A Brief History of Time – A Popular Science Classic
Genius is not the ability to explain complex stuff in a complex way. But it is the ability to distill that complex content into simplified forms and feed to the masses. Philosophy and Science are the two prominent fields that deal with ideas with greater complexity. Usually many love science, yet keep shy away from it due to the complexity it beholds. This is the place where Popular Science books come as saviors. A Brief History of Time is one of the quintessential examples for a popular science classic.
Many geniuses, irrespective of their fields, have one common difficulty. It’s their inability to communicate complex ideas in simplified forms. Those who had made this as their strength are always the popular personalities whom we all know very well in their respective fields. A genius by nature often will find it hard to speak in laymen tongue. Only few exceptions are blessed with the mind of a genius together with the ability to speak in a simple language.
Relatively popular science books in the field of physics are over populated, given the relevance of the subject directly into our daily chores. The legacy of popular science book in physics is a big list. A book that was released on April fool’s day in 1988 went on to the pages of history as one of the biggest with all time best sellers record.
Professor Stephen W. Hawking is revered as one of the greatest living physicists. He came to the limelight through his ground breaking works about ‘Black holes’. The papers he coauthored and published with his friend and fellow researcher all have extremely complex, higher level mathematical treatments. Despite being a leading authority in theoretical physics, his book A Brief history of Time has just a single equation throughout. (It only has Einstein’s world famous Mass-Energy equivalence equation.)

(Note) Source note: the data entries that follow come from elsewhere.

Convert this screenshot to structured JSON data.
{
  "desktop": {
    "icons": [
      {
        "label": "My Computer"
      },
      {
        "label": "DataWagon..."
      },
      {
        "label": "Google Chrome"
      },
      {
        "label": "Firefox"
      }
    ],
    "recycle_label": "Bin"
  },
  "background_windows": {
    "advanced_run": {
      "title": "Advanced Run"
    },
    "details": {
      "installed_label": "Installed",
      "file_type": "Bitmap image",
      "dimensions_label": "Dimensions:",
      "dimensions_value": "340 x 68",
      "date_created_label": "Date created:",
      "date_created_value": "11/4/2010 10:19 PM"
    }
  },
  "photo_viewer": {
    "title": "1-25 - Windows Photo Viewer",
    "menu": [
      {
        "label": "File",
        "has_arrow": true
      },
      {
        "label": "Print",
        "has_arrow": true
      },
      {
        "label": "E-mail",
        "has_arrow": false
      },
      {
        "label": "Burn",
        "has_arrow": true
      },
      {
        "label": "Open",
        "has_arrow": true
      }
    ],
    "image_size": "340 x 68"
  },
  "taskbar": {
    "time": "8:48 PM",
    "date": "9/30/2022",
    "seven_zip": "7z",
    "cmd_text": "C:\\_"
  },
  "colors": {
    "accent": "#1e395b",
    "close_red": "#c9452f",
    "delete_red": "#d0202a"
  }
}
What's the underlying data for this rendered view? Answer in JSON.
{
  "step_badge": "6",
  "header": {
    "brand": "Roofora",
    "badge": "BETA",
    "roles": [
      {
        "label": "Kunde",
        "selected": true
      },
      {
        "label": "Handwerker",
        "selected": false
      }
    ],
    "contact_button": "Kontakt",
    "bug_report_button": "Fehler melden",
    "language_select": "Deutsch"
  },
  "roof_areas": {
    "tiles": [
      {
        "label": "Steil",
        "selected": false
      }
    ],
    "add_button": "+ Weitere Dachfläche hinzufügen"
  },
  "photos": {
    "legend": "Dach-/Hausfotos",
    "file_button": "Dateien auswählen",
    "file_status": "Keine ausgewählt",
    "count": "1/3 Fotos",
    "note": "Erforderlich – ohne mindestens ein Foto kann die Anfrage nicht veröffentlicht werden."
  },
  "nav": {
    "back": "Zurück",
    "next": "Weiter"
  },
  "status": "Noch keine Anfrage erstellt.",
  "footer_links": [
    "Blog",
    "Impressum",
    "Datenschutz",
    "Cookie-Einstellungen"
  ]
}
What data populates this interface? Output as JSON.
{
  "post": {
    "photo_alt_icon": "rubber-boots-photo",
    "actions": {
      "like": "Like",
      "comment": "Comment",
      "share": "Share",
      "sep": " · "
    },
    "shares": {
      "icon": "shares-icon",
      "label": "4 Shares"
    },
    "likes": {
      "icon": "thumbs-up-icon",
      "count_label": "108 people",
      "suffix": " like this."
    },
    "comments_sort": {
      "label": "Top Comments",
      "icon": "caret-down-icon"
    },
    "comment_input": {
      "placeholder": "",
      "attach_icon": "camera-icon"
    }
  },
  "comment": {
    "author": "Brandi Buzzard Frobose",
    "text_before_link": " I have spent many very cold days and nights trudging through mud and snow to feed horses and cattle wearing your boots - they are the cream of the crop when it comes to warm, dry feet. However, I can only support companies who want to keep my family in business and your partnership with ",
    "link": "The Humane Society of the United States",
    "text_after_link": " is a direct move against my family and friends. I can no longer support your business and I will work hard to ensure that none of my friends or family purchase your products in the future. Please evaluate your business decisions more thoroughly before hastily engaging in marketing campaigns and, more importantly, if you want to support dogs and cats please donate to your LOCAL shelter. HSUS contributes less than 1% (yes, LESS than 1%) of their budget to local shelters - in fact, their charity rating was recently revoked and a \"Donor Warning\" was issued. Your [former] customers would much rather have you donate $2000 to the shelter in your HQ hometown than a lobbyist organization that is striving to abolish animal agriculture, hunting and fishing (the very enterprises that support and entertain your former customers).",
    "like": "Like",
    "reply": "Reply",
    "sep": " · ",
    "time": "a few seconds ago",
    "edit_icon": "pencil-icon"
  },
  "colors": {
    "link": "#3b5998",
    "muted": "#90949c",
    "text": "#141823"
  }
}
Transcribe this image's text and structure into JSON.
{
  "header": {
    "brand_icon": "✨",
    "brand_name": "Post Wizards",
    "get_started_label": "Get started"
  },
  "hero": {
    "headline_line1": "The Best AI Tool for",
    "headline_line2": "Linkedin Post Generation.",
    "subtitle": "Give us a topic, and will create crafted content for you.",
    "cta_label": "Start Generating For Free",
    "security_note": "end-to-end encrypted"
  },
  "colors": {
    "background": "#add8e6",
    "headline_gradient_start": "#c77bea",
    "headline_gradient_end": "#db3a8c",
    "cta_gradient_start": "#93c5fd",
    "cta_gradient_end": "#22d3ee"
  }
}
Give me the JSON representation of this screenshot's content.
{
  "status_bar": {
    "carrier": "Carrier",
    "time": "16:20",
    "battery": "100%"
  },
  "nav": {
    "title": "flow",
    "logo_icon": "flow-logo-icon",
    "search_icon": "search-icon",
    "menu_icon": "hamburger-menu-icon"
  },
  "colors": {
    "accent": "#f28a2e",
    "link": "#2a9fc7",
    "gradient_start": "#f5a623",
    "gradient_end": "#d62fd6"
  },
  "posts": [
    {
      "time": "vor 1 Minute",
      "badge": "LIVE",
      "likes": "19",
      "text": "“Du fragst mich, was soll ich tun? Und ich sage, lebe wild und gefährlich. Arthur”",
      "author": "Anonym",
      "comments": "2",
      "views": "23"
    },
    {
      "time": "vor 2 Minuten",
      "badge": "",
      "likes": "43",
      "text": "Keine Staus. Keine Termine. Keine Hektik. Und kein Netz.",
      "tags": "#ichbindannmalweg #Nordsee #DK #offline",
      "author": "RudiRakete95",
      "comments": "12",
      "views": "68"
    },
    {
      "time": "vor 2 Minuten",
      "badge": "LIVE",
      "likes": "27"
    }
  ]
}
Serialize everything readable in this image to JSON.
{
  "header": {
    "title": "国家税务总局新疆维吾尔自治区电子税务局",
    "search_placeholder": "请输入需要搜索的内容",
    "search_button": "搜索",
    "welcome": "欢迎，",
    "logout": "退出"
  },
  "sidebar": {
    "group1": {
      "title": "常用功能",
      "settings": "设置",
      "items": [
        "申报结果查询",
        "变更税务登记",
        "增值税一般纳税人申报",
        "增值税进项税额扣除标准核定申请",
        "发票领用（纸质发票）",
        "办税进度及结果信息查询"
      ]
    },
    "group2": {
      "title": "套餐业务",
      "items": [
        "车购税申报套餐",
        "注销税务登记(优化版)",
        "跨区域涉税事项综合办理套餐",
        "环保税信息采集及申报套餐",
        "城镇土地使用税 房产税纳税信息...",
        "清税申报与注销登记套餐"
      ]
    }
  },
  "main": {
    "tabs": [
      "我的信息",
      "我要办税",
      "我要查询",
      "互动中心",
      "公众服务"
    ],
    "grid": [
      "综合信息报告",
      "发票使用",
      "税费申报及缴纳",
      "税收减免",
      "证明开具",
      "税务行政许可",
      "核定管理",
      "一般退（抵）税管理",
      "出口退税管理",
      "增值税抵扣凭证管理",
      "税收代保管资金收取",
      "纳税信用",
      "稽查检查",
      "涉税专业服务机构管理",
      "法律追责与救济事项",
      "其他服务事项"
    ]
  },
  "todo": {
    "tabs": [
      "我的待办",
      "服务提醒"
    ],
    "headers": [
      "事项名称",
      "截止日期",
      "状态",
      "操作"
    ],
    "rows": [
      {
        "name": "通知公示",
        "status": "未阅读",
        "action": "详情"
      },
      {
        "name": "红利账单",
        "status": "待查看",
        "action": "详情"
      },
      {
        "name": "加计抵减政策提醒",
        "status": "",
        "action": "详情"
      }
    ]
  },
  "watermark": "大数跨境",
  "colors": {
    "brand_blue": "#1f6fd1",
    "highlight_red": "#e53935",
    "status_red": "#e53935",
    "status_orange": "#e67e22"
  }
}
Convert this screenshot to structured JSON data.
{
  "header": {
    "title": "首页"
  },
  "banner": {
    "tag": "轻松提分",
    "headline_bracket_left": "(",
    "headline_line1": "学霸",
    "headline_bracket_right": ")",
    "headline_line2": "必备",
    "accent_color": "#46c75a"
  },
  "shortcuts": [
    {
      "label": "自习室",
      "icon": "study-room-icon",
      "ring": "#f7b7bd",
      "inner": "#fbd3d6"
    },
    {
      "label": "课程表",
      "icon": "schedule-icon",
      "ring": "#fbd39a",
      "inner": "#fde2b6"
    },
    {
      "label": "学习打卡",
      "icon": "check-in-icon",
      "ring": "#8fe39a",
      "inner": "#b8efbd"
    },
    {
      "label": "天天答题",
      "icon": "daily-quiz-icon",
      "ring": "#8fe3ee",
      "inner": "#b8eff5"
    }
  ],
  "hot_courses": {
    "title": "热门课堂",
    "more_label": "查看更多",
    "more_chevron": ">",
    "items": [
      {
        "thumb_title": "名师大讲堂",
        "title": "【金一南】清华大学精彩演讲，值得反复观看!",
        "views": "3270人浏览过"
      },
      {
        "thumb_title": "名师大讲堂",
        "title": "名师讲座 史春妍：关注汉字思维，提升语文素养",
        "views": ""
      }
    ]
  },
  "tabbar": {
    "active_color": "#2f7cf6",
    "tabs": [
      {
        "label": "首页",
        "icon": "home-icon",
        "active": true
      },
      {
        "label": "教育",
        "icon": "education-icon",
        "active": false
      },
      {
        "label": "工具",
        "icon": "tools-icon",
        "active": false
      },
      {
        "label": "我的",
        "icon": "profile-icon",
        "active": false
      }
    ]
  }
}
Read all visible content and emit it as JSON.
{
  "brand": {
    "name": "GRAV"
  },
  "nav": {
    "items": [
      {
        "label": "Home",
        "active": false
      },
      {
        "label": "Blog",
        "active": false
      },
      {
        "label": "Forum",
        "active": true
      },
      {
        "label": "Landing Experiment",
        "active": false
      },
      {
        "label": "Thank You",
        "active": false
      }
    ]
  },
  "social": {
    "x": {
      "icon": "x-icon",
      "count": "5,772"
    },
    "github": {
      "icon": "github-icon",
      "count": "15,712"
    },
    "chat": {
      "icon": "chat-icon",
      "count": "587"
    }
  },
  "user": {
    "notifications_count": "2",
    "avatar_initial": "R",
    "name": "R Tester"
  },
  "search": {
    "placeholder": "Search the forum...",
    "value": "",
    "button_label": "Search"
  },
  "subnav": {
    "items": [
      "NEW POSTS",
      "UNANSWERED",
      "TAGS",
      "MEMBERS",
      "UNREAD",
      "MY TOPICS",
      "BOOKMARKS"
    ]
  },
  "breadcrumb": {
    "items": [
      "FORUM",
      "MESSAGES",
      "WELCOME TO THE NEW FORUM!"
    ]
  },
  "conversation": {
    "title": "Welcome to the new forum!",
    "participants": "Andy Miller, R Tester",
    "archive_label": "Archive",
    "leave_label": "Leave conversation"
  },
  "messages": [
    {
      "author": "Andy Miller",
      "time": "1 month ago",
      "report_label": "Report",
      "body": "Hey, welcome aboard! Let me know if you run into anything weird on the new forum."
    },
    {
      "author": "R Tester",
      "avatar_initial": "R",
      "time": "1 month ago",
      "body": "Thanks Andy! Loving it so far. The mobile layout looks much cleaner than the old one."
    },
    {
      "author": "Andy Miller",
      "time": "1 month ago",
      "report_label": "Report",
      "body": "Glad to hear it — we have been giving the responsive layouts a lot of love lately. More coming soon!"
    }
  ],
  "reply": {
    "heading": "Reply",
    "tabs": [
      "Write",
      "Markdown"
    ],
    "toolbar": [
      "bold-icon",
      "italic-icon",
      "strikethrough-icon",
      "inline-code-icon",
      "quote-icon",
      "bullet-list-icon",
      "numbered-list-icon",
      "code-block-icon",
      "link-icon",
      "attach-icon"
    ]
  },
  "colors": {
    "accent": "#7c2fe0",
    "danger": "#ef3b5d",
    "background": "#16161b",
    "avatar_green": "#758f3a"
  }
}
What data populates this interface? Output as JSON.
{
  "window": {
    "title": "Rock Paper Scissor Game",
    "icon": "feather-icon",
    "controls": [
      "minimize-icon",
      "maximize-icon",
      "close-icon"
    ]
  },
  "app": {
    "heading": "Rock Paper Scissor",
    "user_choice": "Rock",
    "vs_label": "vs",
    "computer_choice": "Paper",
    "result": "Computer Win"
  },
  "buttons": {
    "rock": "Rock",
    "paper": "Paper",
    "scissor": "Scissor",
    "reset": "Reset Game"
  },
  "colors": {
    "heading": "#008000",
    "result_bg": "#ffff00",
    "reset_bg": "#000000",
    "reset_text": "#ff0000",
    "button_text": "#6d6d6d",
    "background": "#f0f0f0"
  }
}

Prior to Hawking’s book Carl Sagan had a series of bestsellers in the ‘popular science’ genre. Most of his books were about the wonders of the Universe. This book marries extremely complex ideas told in a lucid and approachable language. The book covers all the basic questions that a curious human mind can conceives on the origins and nature of the Universe. Dealt in dedicated chapters the book covers the interesting Cosmological topics. (Cosmology is the study of the birth and fate of the Universe.) One of the most mysterious topics in Physics is the concept of ‘Time’ and Professor. Hawking sheds good light on it. Whatever be the concept he introduces or topic he takes up for discussion he handles it with astonishingly simple ways and lucidity. This makes his the work, a gem from a genius.
The book climbed into the London Bestsellers list in the very initial weeks of its release, and stayed glued to the top spot in the list consecutively for 237 weeks, a success which even fictional works rarely taste. The popularity of the book is entirely due to its simplistic treatment employed by the author in explaining otherwise complex topics. Till date the book has been translated to over forty languages and this vouches to the importance of this book. Owing to the popularity of the work, a documentary of the same name directed by Errol Morris in 1991 (It was produced by Stephen Spielberg) in which Professor. Hawking himself appeared. His machine synthesized voice still rings in my ears.
This piece of writing doesn’t concentrate in dissecting or analyzing the content of the book. Instead aims at introducing the same. If you’re a fan of popular since books have a natural curiosity in knowing the secrets of the Universe, this is your book. If you find it easier to cruise through the pages of this book, I would also recommend ‘The Universe in a Nutshell’ by Professor. Hawking (2001). This book actually took his genius a step ahead, so to speak.